Despite Diogenes’ importance, our project is not limited to extracting information from the Lives and we are currently adding other sources to our dataset like the biographies of Pythagoras written by the Neo-Platonists, Porphyry and Iamblichus.

Since we are interested in the impact of geographical mobility and the consumption of foreign ideas on social networks, we have included information about ancient travelers into our dataset. Diogenes Laertius and other ancient sources often point to the importance of philosophers’ travels in the formation of schools of thought, observations that modern classicists often dismissed as fantastic. But new discoveries, which were buried in Assyrian, Babylonian, and Persian archives reveal that the Greeks visited and lived in Near Eastern cities like Babylon and Susa. These findings demand a reexamination of the travels of intellectuals as reported in ancient Greek sources.

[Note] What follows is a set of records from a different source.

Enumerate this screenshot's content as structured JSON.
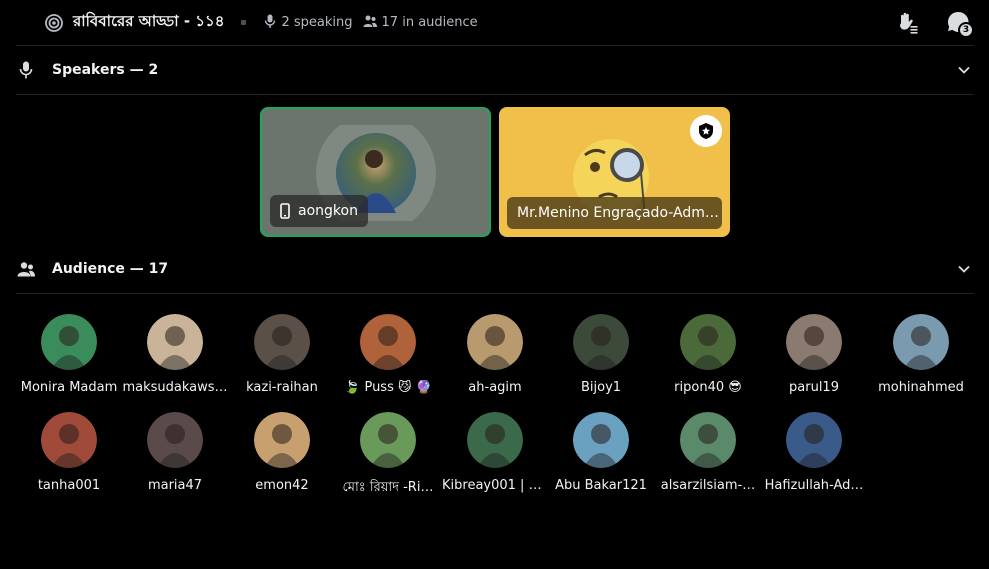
{
  "header": {
    "title": "রাবিবারের আড্ডা - ১১৪",
    "speaking": "2 speaking",
    "audience_count": "17 in audience",
    "chat_badge": "3"
  },
  "speakers_section": {
    "label": "Speakers — 2",
    "speakers": [
      {
        "name": "aongkon",
        "tile_color": "#6b756d",
        "speaking": true
      },
      {
        "name": "Mr.Menino Engraçado-Adm…",
        "tile_color": "#f0c04a",
        "moderator": true
      }
    ]
  },
  "audience_section": {
    "label": "Audience — 17",
    "members": [
      {
        "name": "Monira Madam",
        "color": "#3a8c5a"
      },
      {
        "name": "maksudakaws…",
        "color": "#c9b49a"
      },
      {
        "name": "kazi-raihan",
        "color": "#5a5048"
      },
      {
        "name": "🍃 Puss 😼 🔮",
        "color": "#b0623a"
      },
      {
        "name": "ah-agim",
        "color": "#b89a6e"
      },
      {
        "name": "Bijoy1",
        "color": "#3c4a3a"
      },
      {
        "name": "ripon40 😎",
        "color": "#4a6a3a"
      },
      {
        "name": "parul19",
        "color": "#8a7a70"
      },
      {
        "name": "mohinahmed",
        "color": "#7a9ab0"
      },
      {
        "name": "tanha001",
        "color": "#a04a3a"
      },
      {
        "name": "maria47",
        "color": "#5a4a4a"
      },
      {
        "name": "emon42",
        "color": "#c8a070"
      },
      {
        "name": "মোঃ রিয়াদ -Ri…",
        "color": "#6a9a5a"
      },
      {
        "name": "Kibreay001 | $…",
        "color": "#3a6a4a"
      },
      {
        "name": "Abu Bakar121",
        "color": "#6aa0c0"
      },
      {
        "name": "alsarzilsiam-…",
        "color": "#5a8a6a"
      },
      {
        "name": "Hafizullah-Ad…",
        "color": "#3a5a8a"
      }
    ]
  }
}
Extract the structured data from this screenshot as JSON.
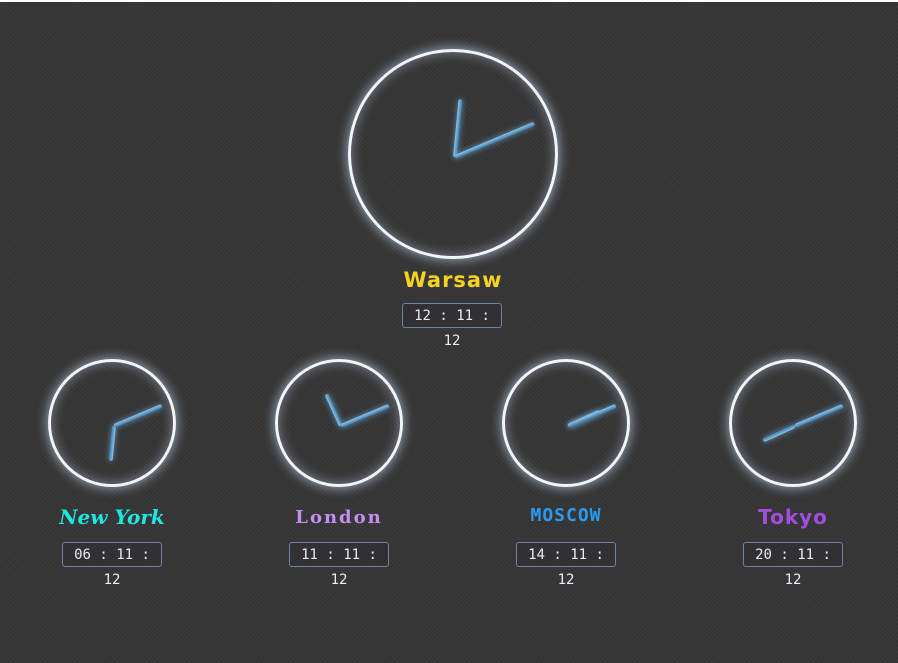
{
  "clocks": [
    {
      "city": "Warsaw",
      "time": "12 : 11 : 12",
      "hour": 12,
      "minute": 11,
      "second": 12,
      "color": "#f5d31e"
    },
    {
      "city": "New York",
      "time": "06 : 11 : 12",
      "hour": 6,
      "minute": 11,
      "second": 12,
      "color": "#1ee7e0"
    },
    {
      "city": "London",
      "time": "11 : 11 : 12",
      "hour": 11,
      "minute": 11,
      "second": 12,
      "color": "#c58ff0"
    },
    {
      "city": "MOSCOW",
      "time": "14 : 11 : 12",
      "hour": 14,
      "minute": 11,
      "second": 12,
      "color": "#2a9bf0"
    },
    {
      "city": "Tokyo",
      "time": "20 : 11 : 12",
      "hour": 20,
      "minute": 11,
      "second": 12,
      "color": "#a34de0"
    }
  ]
}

Our dataset comes with two web applications —Horus and Map— that allow the immediate examination of the data we have compiled.

Horus allows the visualization of global and local (egocentric) views of networks. Each network that you visualize in Horus is built on a specific type of social tie. So, you can choose from Horus’ menu whether you want to visualize a network of teacher and students, family members, friends and so on. But you can also look at all types of ties at the same time, what constitutes an embedded network, a network of networks or, simply, a global network.

With our Map you can explore the connections of ancient Greek intellectuals to places or, put in another manner, how ancient philosophers established connection between various localities that were spread through the Mediterranean and beyond.